The next essential condiment is Bhapa or steamed food, which is another class of delicacies for Bengalis. The Bongs adopted the fish recipe to make a melt-in-mouth Chhana bhapa or the steamed paneer. Which only needs some mustard paste, freshly grated coconut, slit green chillies and a dash of pungent mustard oil. It is followed by ‘Shak’ (leafy vegetables), dal (pulses) and a variety of vegetables. The non-vegetarian platters consist of fish/mutton/chicken/egg curry which has a a wide range of different preparation. Then come the chutneys (sweet-sour saucy item) which are basically sweet, like Tomato Khejur (Dates) chutney, Amer (green mango) mishti chutney, Pepe plastic (Papaya) chutney and so on. But there endures another class of dish called tok or ambol, the soupy concoction of sour fruits like raw mangoes, Ber (Indian jujube), Chalta (Elephant apple), Jalpai (Ceylon olives) and so on. Tok /ambol also acts as a coolant in the summer months and also as a palate cleanser before going further to the next course of Bengali desserts of Doi- Mishti (Sweet curd and Dessert) fantasy. The dishes, payesh and kheer are made with evaporated milk which are the common favourite. The extensive use of chana (Cottage cheese) is done in most of the sweets like rasogollah, pantua, sandesh etc.
Bengal has a rich and significant past that includes the rule of many dynasties and empires, especially by the Mughals and the British. Amongst the famous and popular ones are the Chinese foods like chowmien, Chinese soups, and Chilli Chicken. The Mughlai cuisines from the Mughals like biriyani and kababs have been an important part of the cuisine. The wide range of baked confectioneries, chops and cutlets are from the British.

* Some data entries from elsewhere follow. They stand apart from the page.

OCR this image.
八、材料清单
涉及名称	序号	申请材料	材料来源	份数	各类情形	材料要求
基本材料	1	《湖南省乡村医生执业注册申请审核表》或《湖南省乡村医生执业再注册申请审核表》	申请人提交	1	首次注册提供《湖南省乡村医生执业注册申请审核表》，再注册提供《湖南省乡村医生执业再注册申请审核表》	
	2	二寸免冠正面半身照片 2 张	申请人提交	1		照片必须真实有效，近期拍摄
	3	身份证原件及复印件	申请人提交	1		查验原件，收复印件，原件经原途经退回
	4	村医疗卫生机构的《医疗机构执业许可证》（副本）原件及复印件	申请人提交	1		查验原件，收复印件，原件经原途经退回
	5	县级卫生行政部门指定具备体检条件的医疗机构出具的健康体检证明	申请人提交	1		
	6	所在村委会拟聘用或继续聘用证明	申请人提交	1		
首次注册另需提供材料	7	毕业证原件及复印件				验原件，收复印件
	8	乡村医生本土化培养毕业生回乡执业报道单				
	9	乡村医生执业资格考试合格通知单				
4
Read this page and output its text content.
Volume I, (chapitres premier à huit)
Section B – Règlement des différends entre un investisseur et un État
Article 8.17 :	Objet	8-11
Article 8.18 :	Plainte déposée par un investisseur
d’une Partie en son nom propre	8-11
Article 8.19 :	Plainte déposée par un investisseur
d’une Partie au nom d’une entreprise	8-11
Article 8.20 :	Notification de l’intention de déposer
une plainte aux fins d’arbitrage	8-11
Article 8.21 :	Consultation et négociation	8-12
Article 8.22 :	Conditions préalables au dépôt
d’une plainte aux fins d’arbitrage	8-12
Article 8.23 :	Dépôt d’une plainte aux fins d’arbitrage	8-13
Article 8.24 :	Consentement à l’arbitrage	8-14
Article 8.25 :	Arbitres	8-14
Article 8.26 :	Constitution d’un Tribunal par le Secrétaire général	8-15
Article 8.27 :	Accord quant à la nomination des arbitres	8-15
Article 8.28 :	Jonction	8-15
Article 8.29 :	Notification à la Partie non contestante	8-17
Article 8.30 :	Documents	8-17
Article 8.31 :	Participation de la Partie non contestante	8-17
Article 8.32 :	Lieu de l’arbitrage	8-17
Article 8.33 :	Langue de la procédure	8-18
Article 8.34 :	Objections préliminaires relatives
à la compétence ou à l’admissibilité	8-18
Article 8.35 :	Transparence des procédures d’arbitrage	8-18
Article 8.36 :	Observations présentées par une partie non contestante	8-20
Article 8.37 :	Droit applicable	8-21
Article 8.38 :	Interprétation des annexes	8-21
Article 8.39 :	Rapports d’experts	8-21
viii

Bengalis are fish lovers. Their obsession with fish is not new to the world. Bongs use all the parts of fish for cooking. There are quite a few traditional Bengali recipes which are made of the fish head especially River catfish or Catla head. Whereas, the king of all fishes in the Ilish or Hilsa. Mustard and Hilsa together create magic for any Bong. Whether it is a Bhaja, Bhape, Jhol (soupy curry) or Jhal (Semi gravy) in the mustard paste.
Try a few of the Bengali dishes to know for yourself the taste of this rich Eastern state.